Give a traveller a smoke from your pipe!
I’m here tonight – but tomorrow, who knows where?
A portrait of a sad-faced old lady resonates with the poem “If you saw my daughter” in which the mother says: “If she asked how I was, say I’m as thin as a wisp of straw.” Poems with romantic themes are often tinged with sadness, such as “I kiss the earth” in which the poet pining for his sweetheart roams the mountains and deserts “like a sorrowful bird that cannot fly”. The charming “Chains of ringlets” is addressed to a girl whose black locks of hair “twisting like snakes” beautify her shining face. The accompanying photograph is of a seller of chains in Faizabad bazaar.
Some of the photographs show projects that Afghanaid has carried out over the past three decades. One shows workers in 2002 mixing cement for a wall to prevent river flooding, opposite the poem “Your pitcher of water”. A picture [by Howard Lake] of a tailor cutting cloth was taken in 1989 in Peshawar, Pakistan, where Afghanaid set up income-generating projects for refugees in tented refugee camps. The quatrain “The tailor” has as its final two lines: “I cut my garment of sorrow / and no tailor could ever sew it together.”
The availability of Afghan poetry in English translation will widen further in June when London-based Hurst Publishers issues “Poetry of the Taliban” by Kandahar-based researchers Alex Strick van Linschoten and Felix Kuehn . The anthology has a foreword by Faisal Devji, Reader in the History of South Asia at St Antony’s College, Oxford University.

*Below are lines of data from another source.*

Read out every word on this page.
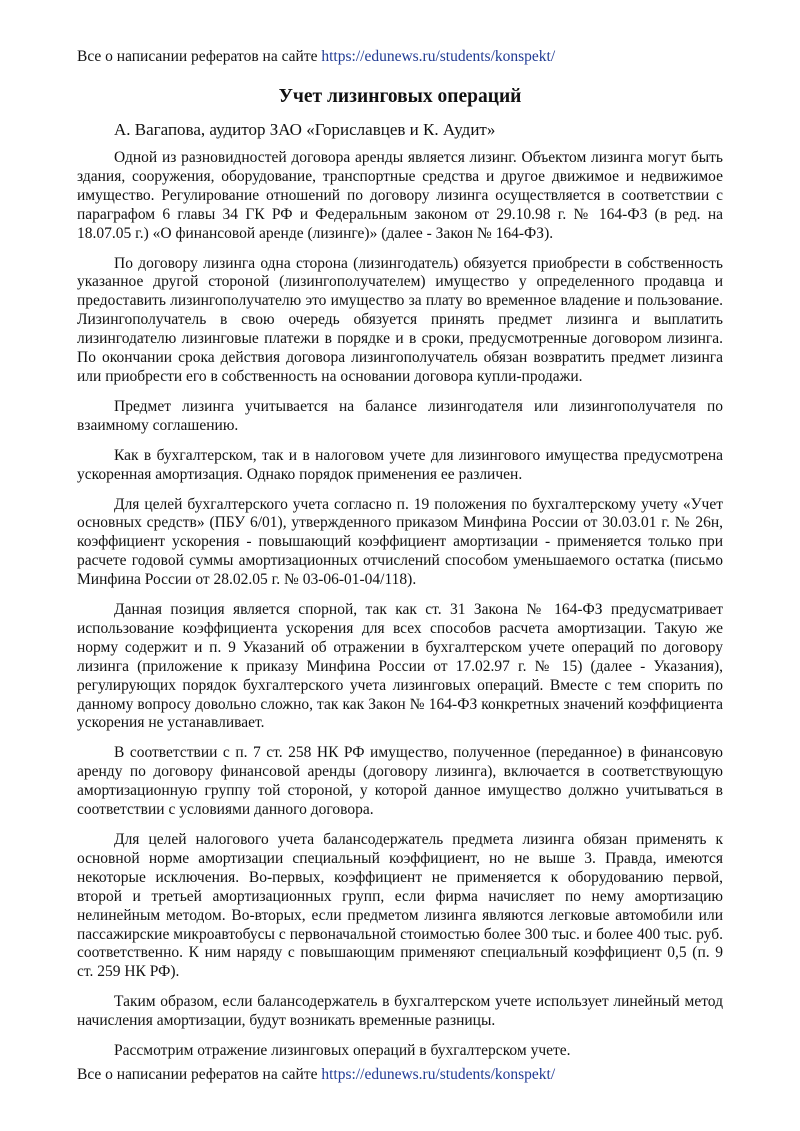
Все о написании рефератов на сайте https://edunews.ru/students/konspekt/
Учет лизинговых операций
А. Вагапова, аудитор ЗАО «Гориславцев и К. Аудит»

Одной из разновидностей договора аренды является лизинг. Объектом лизинга могут быть здания, сооружения, оборудование, транспортные средства и другое движимое и недвижимое имущество. Регулирование отношений по договору лизинга осуществляется в соответствии с параграфом 6 главы 34 ГК РФ и Федеральным законом от 29.10.98 г. № 164-ФЗ (в ред. на 18.07.05 г.) «О финансовой аренде (лизинге)» (далее - Закон № 164-ФЗ).

По договору лизинга одна сторона (лизингодатель) обязуется приобрести в собственность указанное другой стороной (лизингополучателем) имущество у определенного продавца и предоставить лизингополучателю это имущество за плату во временное владение и пользование. Лизингополучатель в свою очередь обязуется принять предмет лизинга и выплатить лизингодателю лизинговые платежи в порядке и в сроки, предусмотренные договором лизинга. По окончании срока действия договора лизингополучатель обязан возвратить предмет лизинга или приобрести его в собственность на основании договора купли-продажи.

Предмет лизинга учитывается на балансе лизингодателя или лизингополучателя по взаимному соглашению.

Как в бухгалтерском, так и в налоговом учете для лизингового имущества предусмотрена ускоренная амортизация. Однако порядок применения ее различен.

Для целей бухгалтерского учета согласно п. 19 положения по бухгалтерскому учету «Учет основных средств» (ПБУ 6/01), утвержденного приказом Минфина России от 30.03.01 г. № 26н, коэффициент ускорения - повышающий коэффициент амортизации - применяется только при расчете годовой суммы амортизационных отчислений способом уменьшаемого остатка (письмо Минфина России от 28.02.05 г. № 03-06-01-04/118).

Данная позиция является спорной, так как ст. 31 Закона № 164-ФЗ предусматривает использование коэффициента ускорения для всех способов расчета амортизации. Такую же норму содержит и п. 9 Указаний об отражении в бухгалтерском учете операций по договору лизинга (приложение к приказу Минфина России от 17.02.97 г. № 15) (далее - Указания), регулирующих порядок бухгалтерского учета лизинговых операций. Вместе с тем спорить по данному вопросу довольно сложно, так как Закон № 164-ФЗ конкретных значений коэффициента ускорения не устанавливает.

В соответствии с п. 7 ст. 258 НК РФ имущество, полученное (переданное) в финансовую аренду по договору финансовой аренды (договору лизинга), включается в соответствующую амортизационную группу той стороной, у которой данное имущество должно учитываться в соответствии с условиями данного договора.

Для целей налогового учета балансодержатель предмета лизинга обязан применять к основной норме амортизации специальный коэффициент, но не выше 3. Правда, имеются некоторые исключения. Во-первых, коэффициент не применяется к оборудованию первой, второй и третьей амортизационных групп, если фирма начисляет по нему амортизацию нелинейным методом. Во-вторых, если предметом лизинга являются легковые автомобили или пассажирские микроавтобусы с первоначальной стоимостью более 300 тыс. и более 400 тыс. руб. соответственно. К ним наряду с повышающим применяют специальный коэффициент 0,5 (п. 9 ст. 259 НК РФ).

Таким образом, если балансодержатель в бухгалтерском учете использует линейный метод начисления амортизации, будут возникать временные разницы.

Рассмотрим отражение лизинговых операций в бухгалтерском учете.

Все о написании рефератов на сайте https://edunews.ru/students/konspekt/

The title of the book may raise eyebrows, but Hurst Publishers says that while the Taliban are synonymous with the war in Afghanistan, cultural aspects of their identity, “the Taliban’s other face”, is often overlooked. “Most Taliban fighters are Pushtuns, a people who cherish their vibrant poetic tradition, closely associated with that of song.” Taliban poetry has an appeal that transcends the insurgency. “For the Taliban today, these poems or ghazals, have a resonance back to the 1980s war against the Soviets, when similar rhetorical styles, poetic formulae and tricks with meter inspired mujahideen combatants and non-combatants alike.” The poetry includes “classics” of the genre from the 1980s and 1990s as well as a selection from the odes and ghazals of today’s conflict.